I’ve tried something new this year, keeping things on the low-key side while trying to simultaneously expand student engagement and reading promotion. In the olden (pre-pandemic) days, our Upper School summer reading was based on a list of books suggested by students, the Summer Reading Leaders (SRLs). Upper School students would choose a book from this list and the SRLs would lead discussions during our orientation week at the start of the year. These discussion groups were either fantastic and highly engaging, or, equally as often I’m afraid, a painful slog for the SRL whose group members had not quite actually read the book.

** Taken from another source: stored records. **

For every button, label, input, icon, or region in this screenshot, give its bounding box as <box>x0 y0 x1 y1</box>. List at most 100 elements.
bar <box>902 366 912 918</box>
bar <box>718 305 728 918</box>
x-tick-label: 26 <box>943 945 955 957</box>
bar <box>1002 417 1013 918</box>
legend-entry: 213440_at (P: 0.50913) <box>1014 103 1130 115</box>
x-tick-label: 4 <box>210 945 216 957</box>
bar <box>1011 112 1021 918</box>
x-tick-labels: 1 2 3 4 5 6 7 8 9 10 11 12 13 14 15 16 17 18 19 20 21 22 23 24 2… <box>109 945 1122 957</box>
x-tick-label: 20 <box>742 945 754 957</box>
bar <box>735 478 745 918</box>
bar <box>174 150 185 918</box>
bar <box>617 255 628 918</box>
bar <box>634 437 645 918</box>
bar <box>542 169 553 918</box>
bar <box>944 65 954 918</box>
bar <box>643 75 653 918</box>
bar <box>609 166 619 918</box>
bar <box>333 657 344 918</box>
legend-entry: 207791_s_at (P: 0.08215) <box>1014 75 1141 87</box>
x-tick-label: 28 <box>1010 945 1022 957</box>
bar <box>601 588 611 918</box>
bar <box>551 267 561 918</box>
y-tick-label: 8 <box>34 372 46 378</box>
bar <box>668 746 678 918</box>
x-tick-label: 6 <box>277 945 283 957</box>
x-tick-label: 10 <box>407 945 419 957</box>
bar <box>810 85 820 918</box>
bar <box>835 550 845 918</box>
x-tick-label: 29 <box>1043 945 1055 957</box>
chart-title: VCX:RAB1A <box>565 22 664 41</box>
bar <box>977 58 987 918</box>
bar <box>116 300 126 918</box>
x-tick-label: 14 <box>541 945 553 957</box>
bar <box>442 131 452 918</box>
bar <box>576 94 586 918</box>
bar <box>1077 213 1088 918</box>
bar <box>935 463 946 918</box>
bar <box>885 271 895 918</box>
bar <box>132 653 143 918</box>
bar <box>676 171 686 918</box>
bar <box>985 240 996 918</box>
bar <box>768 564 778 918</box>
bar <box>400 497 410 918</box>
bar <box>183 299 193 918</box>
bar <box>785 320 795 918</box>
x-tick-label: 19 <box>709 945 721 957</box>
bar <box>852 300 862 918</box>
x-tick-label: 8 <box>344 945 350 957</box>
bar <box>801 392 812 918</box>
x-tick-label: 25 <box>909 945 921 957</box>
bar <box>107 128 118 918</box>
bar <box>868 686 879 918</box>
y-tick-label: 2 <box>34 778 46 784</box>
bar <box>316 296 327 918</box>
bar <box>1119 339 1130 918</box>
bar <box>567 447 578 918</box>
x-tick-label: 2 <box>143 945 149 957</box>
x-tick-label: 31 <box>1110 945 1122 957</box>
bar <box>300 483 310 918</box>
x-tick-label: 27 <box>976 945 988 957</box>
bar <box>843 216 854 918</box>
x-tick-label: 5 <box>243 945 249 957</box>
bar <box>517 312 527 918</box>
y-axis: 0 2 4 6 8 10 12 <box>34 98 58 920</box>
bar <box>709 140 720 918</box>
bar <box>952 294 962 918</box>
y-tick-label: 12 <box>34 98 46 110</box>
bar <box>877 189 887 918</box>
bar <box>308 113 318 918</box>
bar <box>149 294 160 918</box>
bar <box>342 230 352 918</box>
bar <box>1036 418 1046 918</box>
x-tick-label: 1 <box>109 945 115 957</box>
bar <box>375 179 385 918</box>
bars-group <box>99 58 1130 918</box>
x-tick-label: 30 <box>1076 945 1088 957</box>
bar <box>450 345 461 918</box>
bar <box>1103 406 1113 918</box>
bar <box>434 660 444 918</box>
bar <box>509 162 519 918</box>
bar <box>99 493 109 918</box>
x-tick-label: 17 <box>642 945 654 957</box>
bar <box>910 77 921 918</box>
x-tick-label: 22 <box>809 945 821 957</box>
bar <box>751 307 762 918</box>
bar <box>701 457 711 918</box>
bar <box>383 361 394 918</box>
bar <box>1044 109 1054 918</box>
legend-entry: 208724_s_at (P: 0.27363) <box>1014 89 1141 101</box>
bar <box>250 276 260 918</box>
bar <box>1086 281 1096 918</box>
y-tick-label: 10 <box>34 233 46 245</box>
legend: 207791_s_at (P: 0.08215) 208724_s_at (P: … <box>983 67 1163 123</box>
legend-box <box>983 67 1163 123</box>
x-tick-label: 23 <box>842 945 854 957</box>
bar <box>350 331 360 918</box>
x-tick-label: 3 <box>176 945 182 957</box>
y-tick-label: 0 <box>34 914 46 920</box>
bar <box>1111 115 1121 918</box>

For the summer of 2020, full of uncertainty about the following school year as it was, I switched to a Reading Challenge, inspired by fellow AISL librarians. This was a Bingo-style game that included sixteen reading categories to choose from and recognition for achieving levels. One category was recommendations from the SRLs, whom I had already recruited before the year changed so drastically, and who had already suggested books for the 2020-21 summer reading discussions. It also included categories such as “free choice,” “reread a book you’ve already read,” and “book in a language other than English,” recognizing that my students were, at that point, staying put in locations all over the world and might need to keep their reading to what they could already access in their homes or wherever they were. This worked fine. Well, even! There was a lot of participation and engagement, especially from excited new students. However, my SRLs were a little neglected – I never quite got it together to figure out how they could still hold their book discussions, with some classmates in person, some online, and some in different time zones. I think that was a miss on my part.
Going into this year, I still had lots of students who wanted to be SRLs. A few approached me about it before I even put out a call, so I knew I had to do better by them this year and bring back the student-led book discussions. Instead of trying to squish a lot of attendance-required discussion sessions into the same day and subject the SRLs and non-readers alike to those potentially uncomfortable interactions, I worked with the students to schedule their book discussions throughout the school year. While their suggestions were still included as a category in the Reading Challenge that began over the summer, I met with each one to decide on a time of year and date that would work well for them. I published a schedule of these reading group meetings as soon as possible at the start of the year so that interested readers can plan by reading as many of the books as they care to in time for the discussions. The internally published schedule that I printed and posted around campus includes the SRLs’ names, so students see who their reading peers are and can support their friends. The version for Instagram (and this blog) does not include names but does include the dates and titles.
This has been going swimmingly! Attendance so far has been relatively low, but engagement in discussion is high, as it’s not required and for the most part, only self-motivated readers are coming. As you can see, the book choices are varied, popular, and consequential. I’m proud of these students and how they’ve made an effort to build community around reading in our school. Other students have asked how they can lead book discussions, too. It’s been a small, easy change that fixed something that wasn’t working very well, and it’s made a difference in the enjoyment of the program for my students, and also for me!
I’ve started calling the Summer Reading Leaders “Student Reading Leaders”, mainly to keep the SRL abbreviation I use for my own organizing. It’s not very snappy, so I’m open to suggestions!